Auto-populate is clearly a time-consuming task. It might take an hour or so to execute all of the queries. You could run it say once a month, at a quiet time of day. But at the end, the Mondrian schema would have enough information that it would not need to run any statistics queries at run time.

Auto-populate has a few limitations. Obviously, you need to schedule it, as a manual task, or a cron job. Then you need to make sure that the modified schema file is propagated into the solution repository. Lastly, if you are using a dynamic schema processor to generate or significantly modify your schema file, auto-populate clearly cannot populate sections that have not been generated yet.

Pluggable statistics

The statistics that Mondrian needs probably already exist. Every database has a query optimizer, and every query optimizer needs statistics such as row counts and column cardinalities to make its decisions. So, that ANALYZE TABLE (or equivalent) command that you ran after you populated the database (you did run it, didn’t you?) probably calculated these statistics and stored them somewhere.

The problem is that that “somewhere” is different for each and every database. In Oracle, they are in ALL_TAB_STATISTICS and ALL_TAB_COL_STATISTICS tables; in MySQL, they are in INFORMATION_SCHEMA.STATISTICS. And so forth.

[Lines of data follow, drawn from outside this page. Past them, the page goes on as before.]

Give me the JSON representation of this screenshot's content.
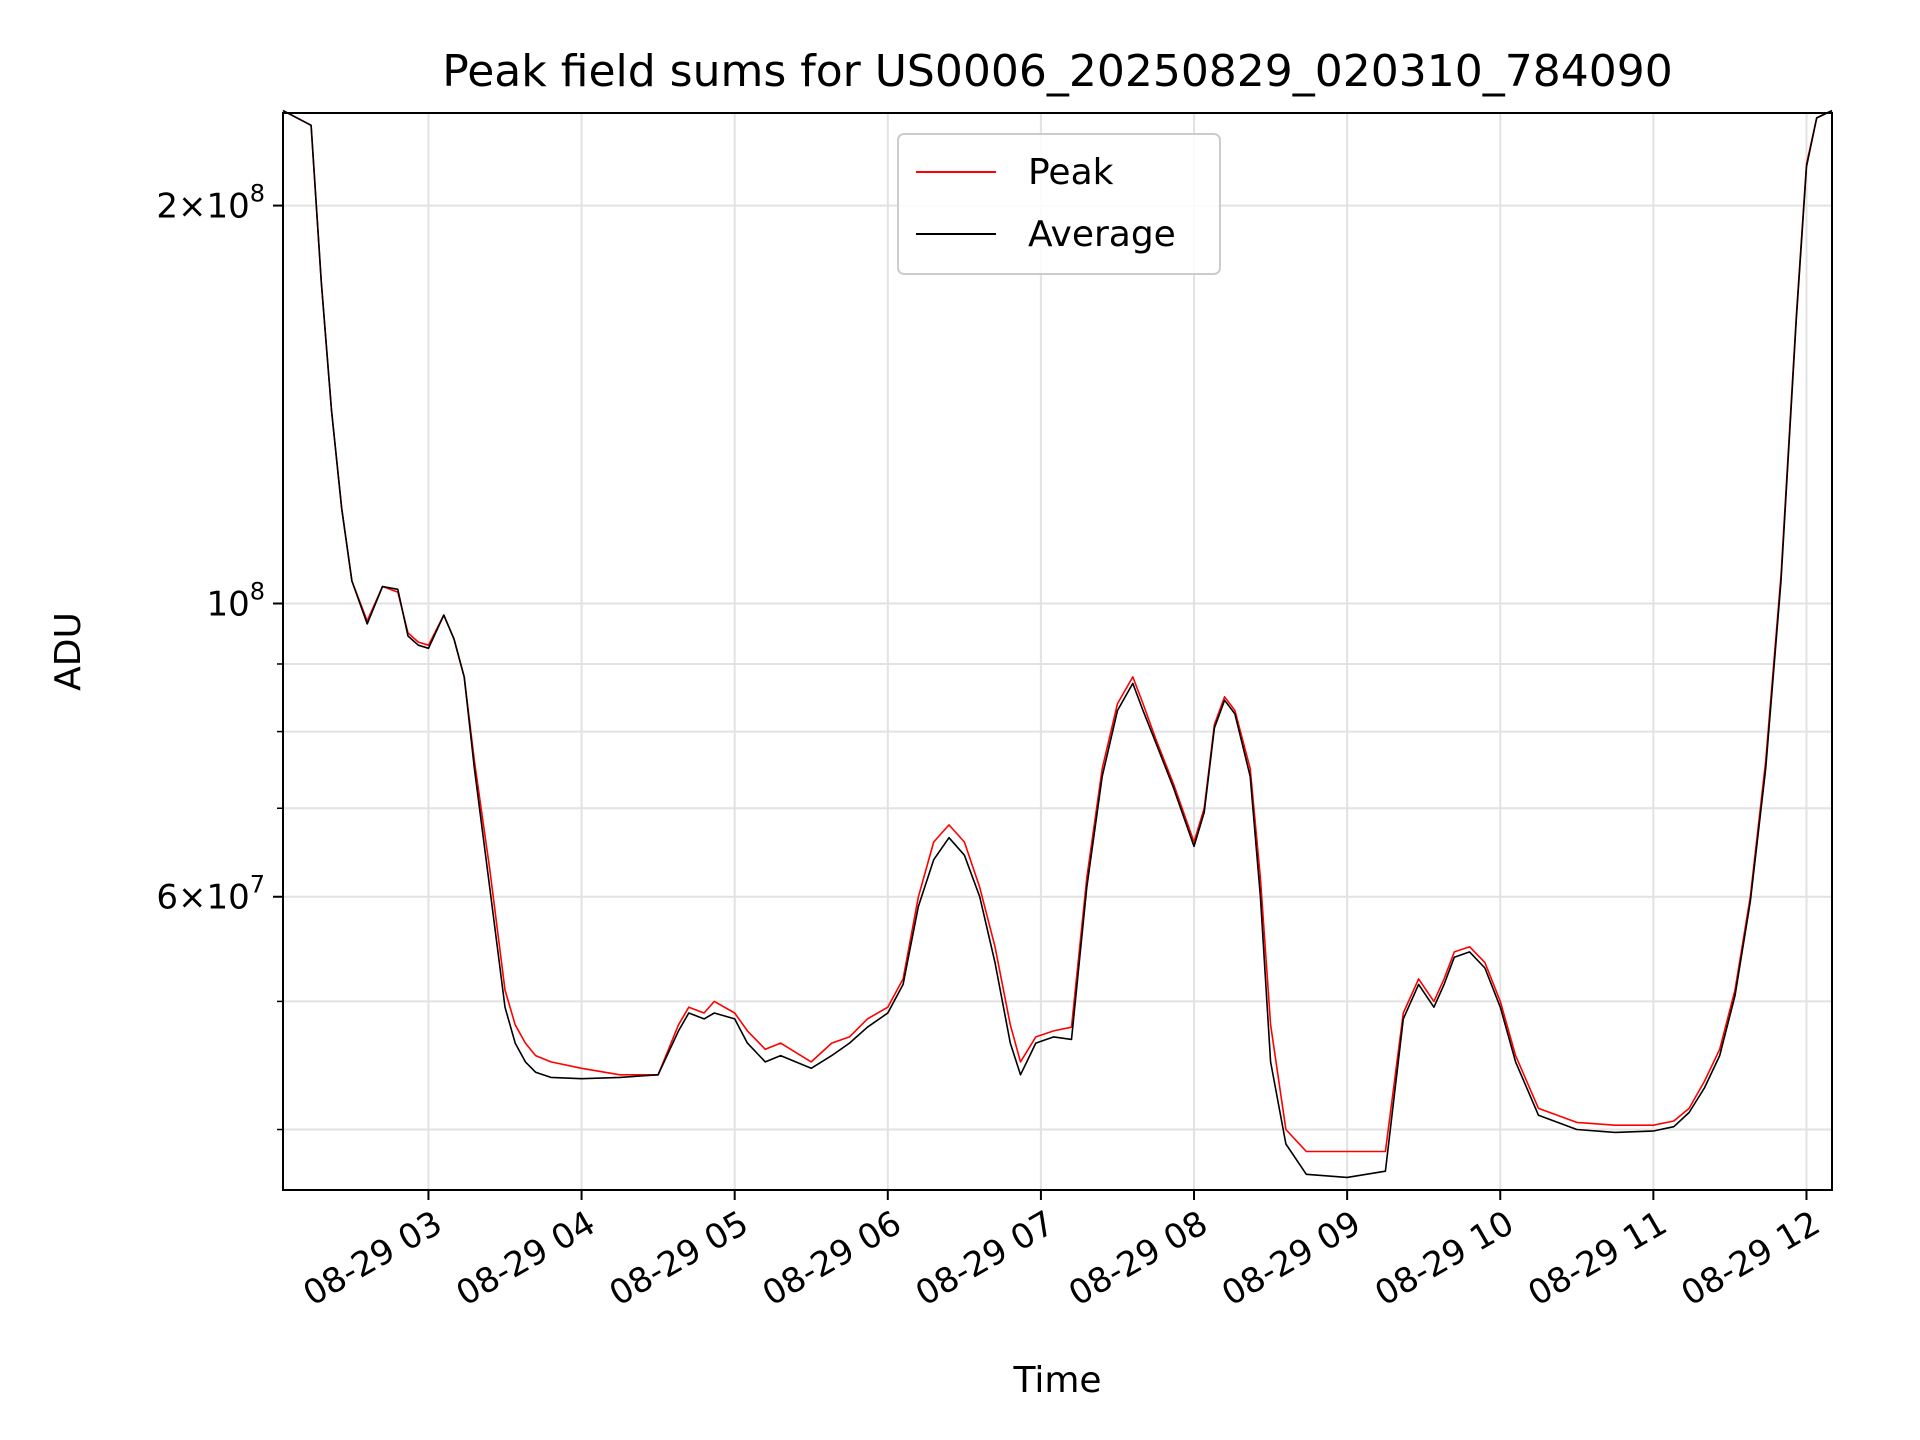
{
  "chart_data": {
    "type": "line",
    "title": "Peak field sums for US0006_20250829_020310_784090",
    "xlabel": "Time",
    "ylabel": "ADU",
    "yscale": "log",
    "grid": true,
    "legend_position": "top-center",
    "xlim": [
      "08-29 02:03",
      "08-29 12:10"
    ],
    "ylim": [
      36000000,
      235000000
    ],
    "x_ticks": [
      "08-29 03",
      "08-29 04",
      "08-29 05",
      "08-29 06",
      "08-29 07",
      "08-29 08",
      "08-29 09",
      "08-29 10",
      "08-29 11",
      "08-29 12"
    ],
    "y_ticks": [
      {
        "value": 200000000,
        "mantissa": "2",
        "exp": "8"
      },
      {
        "value": 100000000,
        "mantissa": "",
        "exp": "8"
      },
      {
        "value": 60000000,
        "mantissa": "6",
        "exp": "7"
      }
    ],
    "x": [
      "08-29 02:03",
      "08-29 02:14",
      "08-29 02:18",
      "08-29 02:22",
      "08-29 02:26",
      "08-29 02:30",
      "08-29 02:36",
      "08-29 02:42",
      "08-29 02:48",
      "08-29 02:52",
      "08-29 02:56",
      "08-29 03:00",
      "08-29 03:06",
      "08-29 03:10",
      "08-29 03:14",
      "08-29 03:18",
      "08-29 03:24",
      "08-29 03:30",
      "08-29 03:34",
      "08-29 03:38",
      "08-29 03:42",
      "08-29 03:48",
      "08-29 04:00",
      "08-29 04:15",
      "08-29 04:30",
      "08-29 04:38",
      "08-29 04:42",
      "08-29 04:48",
      "08-29 04:52",
      "08-29 05:00",
      "08-29 05:05",
      "08-29 05:12",
      "08-29 05:18",
      "08-29 05:30",
      "08-29 05:38",
      "08-29 05:45",
      "08-29 05:52",
      "08-29 06:00",
      "08-29 06:06",
      "08-29 06:12",
      "08-29 06:18",
      "08-29 06:24",
      "08-29 06:30",
      "08-29 06:36",
      "08-29 06:42",
      "08-29 06:48",
      "08-29 06:52",
      "08-29 06:58",
      "08-29 07:05",
      "08-29 07:12",
      "08-29 07:18",
      "08-29 07:24",
      "08-29 07:30",
      "08-29 07:36",
      "08-29 07:40",
      "08-29 07:45",
      "08-29 07:52",
      "08-29 08:00",
      "08-29 08:04",
      "08-29 08:08",
      "08-29 08:12",
      "08-29 08:16",
      "08-29 08:22",
      "08-29 08:26",
      "08-29 08:30",
      "08-29 08:36",
      "08-29 08:44",
      "08-29 09:00",
      "08-29 09:15",
      "08-29 09:22",
      "08-29 09:28",
      "08-29 09:34",
      "08-29 09:38",
      "08-29 09:42",
      "08-29 09:48",
      "08-29 09:54",
      "08-29 10:00",
      "08-29 10:06",
      "08-29 10:15",
      "08-29 10:30",
      "08-29 10:45",
      "08-29 11:00",
      "08-29 11:08",
      "08-29 11:14",
      "08-29 11:20",
      "08-29 11:26",
      "08-29 11:32",
      "08-29 11:38",
      "08-29 11:44",
      "08-29 11:50",
      "08-29 11:56",
      "08-29 12:00",
      "08-29 12:04",
      "08-29 12:10"
    ],
    "series": [
      {
        "name": "Peak",
        "color": "#ff0000",
        "values": [
          236000000,
          230000000,
          175000000,
          140000000,
          118000000,
          104000000,
          97000000,
          103000000,
          102000000,
          95000000,
          93500000,
          93000000,
          98000000,
          94000000,
          88000000,
          76000000,
          63000000,
          51000000,
          48000000,
          46500000,
          45500000,
          45000000,
          44500000,
          44000000,
          44000000,
          48000000,
          49500000,
          49000000,
          50000000,
          49000000,
          47500000,
          46000000,
          46500000,
          45000000,
          46500000,
          47000000,
          48500000,
          49500000,
          52000000,
          60000000,
          66000000,
          68000000,
          66000000,
          61000000,
          55000000,
          48000000,
          45000000,
          47000000,
          47500000,
          47800000,
          62000000,
          75000000,
          84000000,
          88000000,
          84000000,
          79000000,
          73000000,
          66000000,
          70000000,
          81000000,
          85000000,
          83000000,
          75000000,
          62000000,
          48000000,
          40000000,
          38500000,
          38500000,
          38500000,
          49000000,
          52000000,
          50000000,
          52000000,
          54500000,
          55000000,
          53500000,
          50000000,
          45500000,
          41500000,
          40500000,
          40300000,
          40300000,
          40600000,
          41500000,
          43500000,
          46000000,
          51000000,
          60000000,
          76000000,
          105000000,
          165000000,
          215000000,
          233000000,
          236000000
        ]
      },
      {
        "name": "Average",
        "color": "#000000",
        "values": [
          236000000,
          230000000,
          175000000,
          140000000,
          118000000,
          104000000,
          96500000,
          103000000,
          102500000,
          94500000,
          93000000,
          92500000,
          98000000,
          94000000,
          88000000,
          75000000,
          61000000,
          49500000,
          46500000,
          45000000,
          44200000,
          43800000,
          43700000,
          43800000,
          44000000,
          47500000,
          49000000,
          48500000,
          49000000,
          48500000,
          46500000,
          45000000,
          45500000,
          44500000,
          45500000,
          46500000,
          47800000,
          49000000,
          51500000,
          59000000,
          64000000,
          66500000,
          64500000,
          60000000,
          53500000,
          46500000,
          44000000,
          46500000,
          47000000,
          46800000,
          61000000,
          74000000,
          83000000,
          87000000,
          83000000,
          78500000,
          72500000,
          65500000,
          69500000,
          80500000,
          84500000,
          82500000,
          74000000,
          60000000,
          45000000,
          39000000,
          37000000,
          36800000,
          37200000,
          48500000,
          51500000,
          49500000,
          51500000,
          54000000,
          54500000,
          53000000,
          49500000,
          45000000,
          41000000,
          40000000,
          39800000,
          39900000,
          40200000,
          41200000,
          43000000,
          45500000,
          50500000,
          59500000,
          75000000,
          104000000,
          164000000,
          214000000,
          233000000,
          236000000
        ]
      }
    ]
  }
}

JDBC claims to provide the information through the DatabaseMetaData.getIndexInfo method. But it doesn’t work for all drivers. (The only one I tried, MySQL, albeit a fairly old version, didn’t give me any row count statistics.)

Let’s suppose we introduced an SPI to get table and column statistics:

package mondrian.spi;

import javax.sql.DataSource;

interface StatisticsProvider {
  int getColumnCardinality(DataSource dataSource, String catalog,
      String schema, String table, String[] columns);
  int getTableCardinality(DataSource dataSource, String catalog,
      String schema, String table);
}

and several implementations:

  • A fallback implementation SqlStatisticsProvider that generates select count(distinct ...) ... and select count(*) ... queries.
  • An implementation JdbcStatisticsProvider that uses JDBC methods such as getIndexInfo.
  • An implementation that uses each database’s specific tables, OracleStatisticsProvider, MySqlStatisticsProvider, and so forth.
  • Each Dialect could nominate one or more implementations of this SPI, and try them in order. (Each method can return -1 to say ‘I don’t know’.)

Conclusion

Statistics are an important issue for Mondrian. In the real world, missing statistics are more damaging than somewhat inaccurate statistics. If statistics are inaccurate, Mondrian will execute queries inefficiently, but the difference with optimal performance is negligible if the statistics are within an order of magnitude; missing statistics cause Mondrian to generate potentially expensive SQL statements, especially during that all-important first query of the day.

A couple of solutions are proposed.

The auto-population tool would solve the problem in one way, at the cost of logistical effort to schedule the running of the tool.

The statistics provider leverages databases’ own statistics. It solves the problem of diversity the usual open source way: it provides an SPI and lets the community provide implementations that SPI for their favorite database.